Clinical Trials Offer Superior Care Experience
Patients consistently report receiving enhanced care in clinical trials. Ricki Fairley, breast cancer survivor and advocate. emphasizes: “You can’t get better care. There are more people prodding you and picking on you and scanning you. If you just went on chemo today for breast cancer, you probably wouldn’t have a scan for three months. But if you’re in a trial, you’re gonna get scanned every month.”
Bolds-Johnson describes it as receiving “the VIP treatment,” noting that trial participants typically receive “whatever is the latest and greatest medication that’s available for your disease” plus additional monitoring and attention.
Access to Expertise
A significant but often overlooked benefit is direct access to leading specialists. Peterson points out: “How many times are you gonna have a top-rated researcher who’s maybe one of best in the world? How many times are you gonna be able to have twenty, twenty-five minutes, an hour, an hour forty-five with this person?”
Beyond Personal Benefit
Many patients view trial participation through a broader lens than personal survival. Bolds-Johnson describes her participation as “building my own medical trust fund for my children… if we can get one step closer to formulating a cure or developing the latest treatment methods for triple negative breast cancer, then that may help my children along the way.”
Clinical Trial Phase Preferences
Providers should be aware that some patients specifically seek early-phase trials. Peterson explains her preference for phase one: “Phase one, you are guaranteed the drug. By the time you get to phase three, they’re offering you the standard of care versus the experimental drug. But in phase one, you’re guaranteed to get the drug.”

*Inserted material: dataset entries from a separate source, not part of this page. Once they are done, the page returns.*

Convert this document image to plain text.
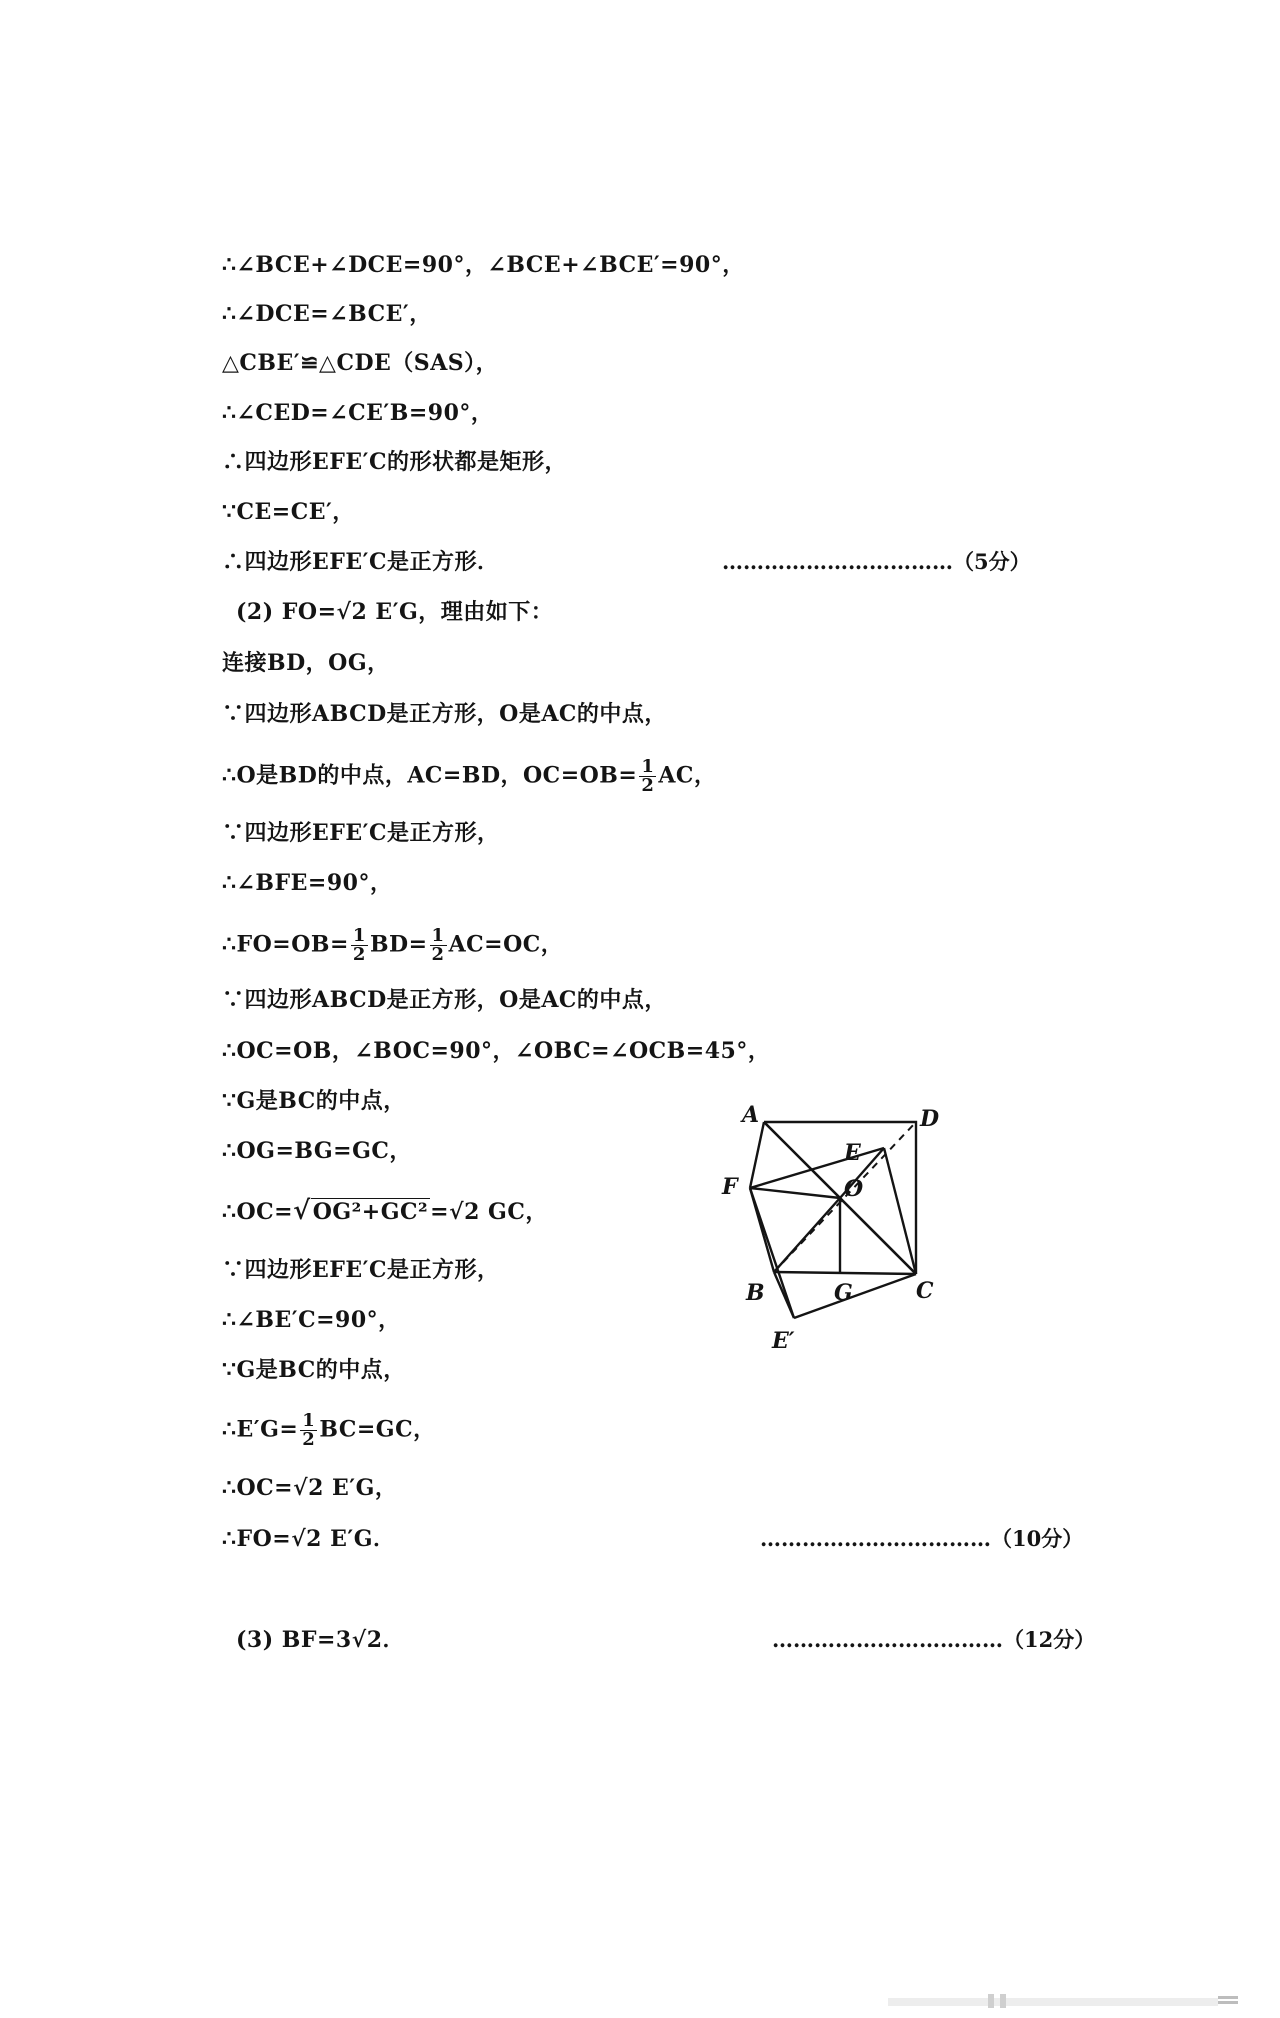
∴∠BCE+∠DCE=90°，∠BCE+∠BCE′=90°，
∴∠DCE=∠BCE′，
△CBE′≌△CDE（SAS），
∴∠CED=∠CE′B=90°，
∴四边形EFE′C的形状都是矩形，
∵CE=CE′，
∴四边形EFE′C是正方形．	……………………………（5分）
(2) FO=√2 E′G，理由如下：
连接BD，OG，
∵四边形ABCD是正方形，O是AC的中点，
∴O是BD的中点，AC=BD，$OC=OB= \frac{1}{2}$ AC，
∵四边形EFE′C是正方形，
∴∠BFE=90°，
∴FO=OB= $\frac{1}{2} BD= \frac{1}{2} AC=OC$，
∵四边形ABCD是正方形，O是AC的中点，
∴OC=OB，∠BOC=90°，∠OBC=∠OCB=45°，
∵G是BC的中点，
∴OG=BG=GC，
∴OC=√OG²+GC²=√2 GC，
∵四边形EFE′C是正方形，
∴∠BE′C=90°，
∵G是BC的中点，
∴E′G= $\frac{1}{2} BC=GC$，
∴OC=√2 E′G，
∴FO=√2 E′G．	……………………………（10分）
(3) BF=3√2．	……………………………（12分）
A	D
E
F	O
B	G	C
E′
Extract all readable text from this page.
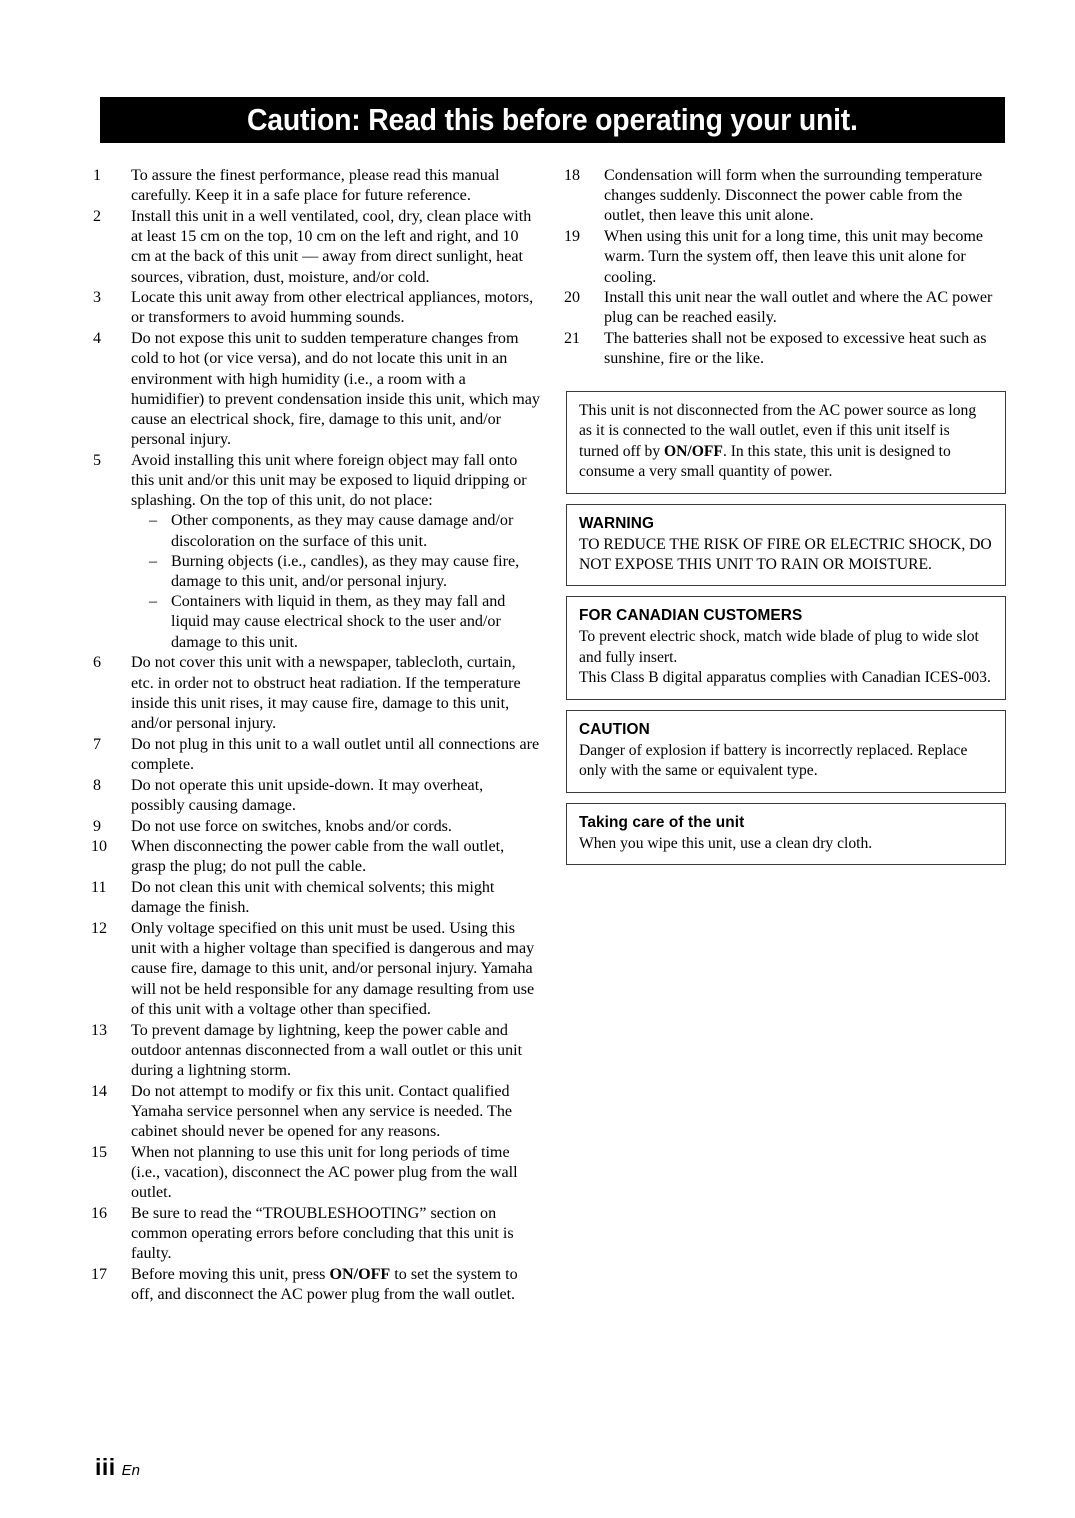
Caution: Read this before operating your unit.
1	To assure the finest performance, please read this manual carefully. Keep it in a safe place for future reference.
2	Install this unit in a well ventilated, cool, dry, clean place with at least 15 cm on the top, 10 cm on the left and right, and 10 cm at the back of this unit — away from direct sunlight, heat sources, vibration, dust, moisture, and/or cold.
3	Locate this unit away from other electrical appliances, motors, or transformers to avoid humming sounds.
4	Do not expose this unit to sudden temperature changes from cold to hot (or vice versa), and do not locate this unit in an environment with high humidity (i.e., a room with a humidifier) to prevent condensation inside this unit, which may cause an electrical shock, fire, damage to this unit, and/or personal injury.
5	Avoid installing this unit where foreign object may fall onto this unit and/or this unit may be exposed to liquid dripping or splashing. On the top of this unit, do not place:
– Other components, as they may cause damage and/or discoloration on the surface of this unit.
– Burning objects (i.e., candles), as they may cause fire, damage to this unit, and/or personal injury.
– Containers with liquid in them, as they may fall and liquid may cause electrical shock to the user and/or damage to this unit.
6	Do not cover this unit with a newspaper, tablecloth, curtain, etc. in order not to obstruct heat radiation. If the temperature inside this unit rises, it may cause fire, damage to this unit, and/or personal injury.
7	Do not plug in this unit to a wall outlet until all connections are complete.
8	Do not operate this unit upside-down. It may overheat, possibly causing damage.
9	Do not use force on switches, knobs and/or cords.
10	When disconnecting the power cable from the wall outlet, grasp the plug; do not pull the cable.
11	Do not clean this unit with chemical solvents; this might damage the finish.
12	Only voltage specified on this unit must be used. Using this unit with a higher voltage than specified is dangerous and may cause fire, damage to this unit, and/or personal injury. Yamaha will not be held responsible for any damage resulting from use of this unit with a voltage other than specified.
13	To prevent damage by lightning, keep the power cable and outdoor antennas disconnected from a wall outlet or this unit during a lightning storm.
14	Do not attempt to modify or fix this unit. Contact qualified Yamaha service personnel when any service is needed. The cabinet should never be opened for any reasons.
15	When not planning to use this unit for long periods of time (i.e., vacation), disconnect the AC power plug from the wall outlet.
16	Be sure to read the “TROUBLESHOOTING” section on common operating errors before concluding that this unit is faulty.
17	Before moving this unit, press ON/OFF to set the system to off, and disconnect the AC power plug from the wall outlet.
18	Condensation will form when the surrounding temperature changes suddenly. Disconnect the power cable from the outlet, then leave this unit alone.
19	When using this unit for a long time, this unit may become warm. Turn the system off, then leave this unit alone for cooling.
20	Install this unit near the wall outlet and where the AC power plug can be reached easily.
21	The batteries shall not be exposed to excessive heat such as sunshine, fire or the like.

This unit is not disconnected from the AC power source as long as it is connected to the wall outlet, even if this unit itself is turned off by ON/OFF. In this state, this unit is designed to consume a very small quantity of power.

WARNING

TO REDUCE THE RISK OF FIRE OR ELECTRIC SHOCK, DO NOT EXPOSE THIS UNIT TO RAIN OR MOISTURE.

FOR CANADIAN CUSTOMERS

To prevent electric shock, match wide blade of plug to wide slot and fully insert.

This Class B digital apparatus complies with Canadian ICES-003.

CAUTION

Danger of explosion if battery is incorrectly replaced. Replace only with the same or equivalent type.

Taking care of the unit

When you wipe this unit, use a clean dry cloth.

iii En
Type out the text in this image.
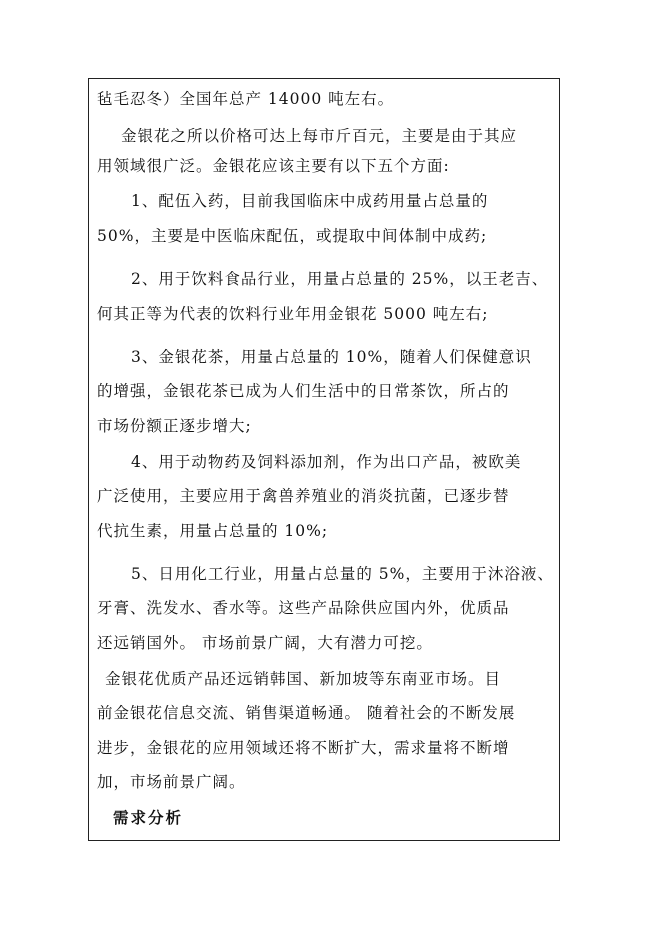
毡毛忍冬）全国年总产 14000 吨左右。
金银花之所以价格可达上每市斤百元，主要是由于其应
用领域很广泛。金银花应该主要有以下五个方面:
1、配伍入药，目前我国临床中成药用量占总量的
50%，主要是中医临床配伍，或提取中间体制中成药;
2、用于饮料食品行业，用量占总量的 25%，以王老吉、
何其正等为代表的饮料行业年用金银花 5000 吨左右;
3、金银花茶，用量占总量的 10%，随着人们保健意识
的增强，金银花茶已成为人们生活中的日常茶饮，所占的
市场份额正逐步增大;
4、用于动物药及饲料添加剂，作为出口产品，被欧美
广泛使用，主要应用于禽兽养殖业的消炎抗菌，已逐步替
代抗生素，用量占总量的 10%;
5、日用化工行业，用量占总量的 5%，主要用于沐浴液、
牙膏、洗发水、香水等。这些产品除供应国内外，优质品
还远销国外。 市场前景广阔，大有潜力可挖。
金银花优质产品还远销韩国、新加坡等东南亚市场。目
前金银花信息交流、销售渠道畅通。 随着社会的不断发展
进步，金银花的应用领域还将不断扩大，需求量将不断增
加，市场前景广阔。
需求分析
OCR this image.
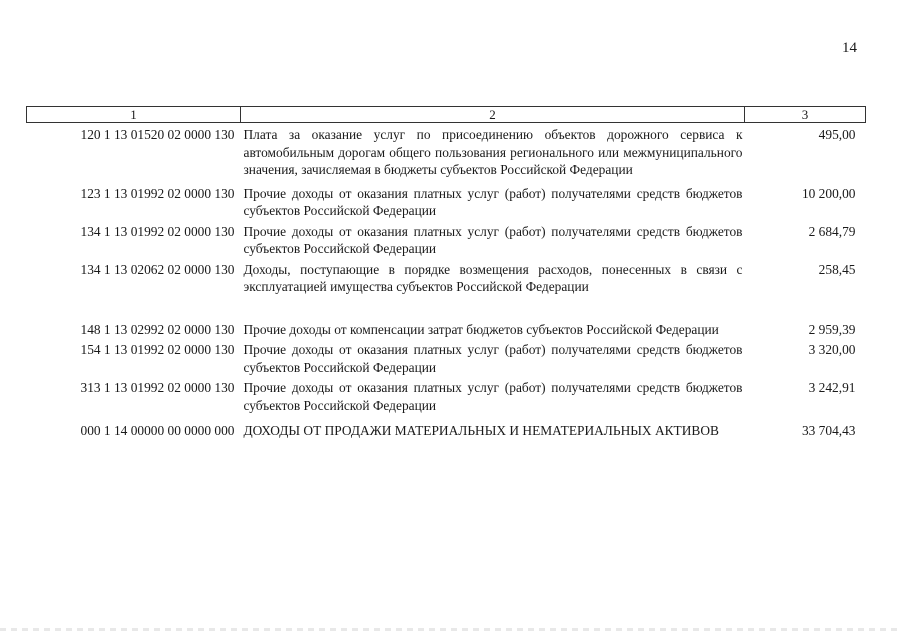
14
1	2	3
120 1 13 01520 02 0000 130	Плата за оказание услуг по присоединению объектов дорожного сервиса к автомобильным дорогам общего пользования регионального или межмуниципального значения, зачисляемая в бюджеты субъектов Российской Федерации	495,00
123 1 13 01992 02 0000 130	Прочие доходы от оказания платных услуг (работ) получателями средств бюджетов субъектов Российской Федерации	10 200,00
134 1 13 01992 02 0000 130	Прочие доходы от оказания платных услуг (работ) получателями средств бюджетов субъектов Российской Федерации	2 684,79
134 1 13 02062 02 0000 130	Доходы, поступающие в порядке возмещения расходов, понесенных в связи с эксплуатацией имущества субъектов Российской Федерации	258,45
148 1 13 02992 02 0000 130	Прочие доходы от компенсации затрат бюджетов субъектов Российской Федерации	2 959,39
154 1 13 01992 02 0000 130	Прочие доходы от оказания платных услуг (работ) получателями средств бюджетов субъектов Российской Федерации	3 320,00
313 1 13 01992 02 0000 130	Прочие доходы от оказания платных услуг (работ) получателями средств бюджетов субъектов Российской Федерации	3 242,91
000 1 14 00000 00 0000 000	ДОХОДЫ ОТ ПРОДАЖИ МАТЕРИАЛЬНЫХ И НЕМАТЕРИАЛЬНЫХ АКТИВОВ	33 704,43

Recommendations for Providers
Healthcare providers can better support patients by:
- Proactively discussing clinical trials as treatment options rather than last resorts
- Examining potential biases in whom they offer clinical trials to
- Explaining the phases and processes in simple terms
- Connecting patients with advocacy groups and former trial participants
As Fairley emphasizes, “We need to understand this whole understanding of science well before somebody needs something.” By normalizing clinical trial conversations during routine care, providers can help ensure that when patients face serious diagnoses, they’re already familiar with clinical trials as a potential option.
Understanding the patient perspective helps providers recognize that for many participants, clinical trials represent hope, access to expertise, and the best available science—not experimentation or risk.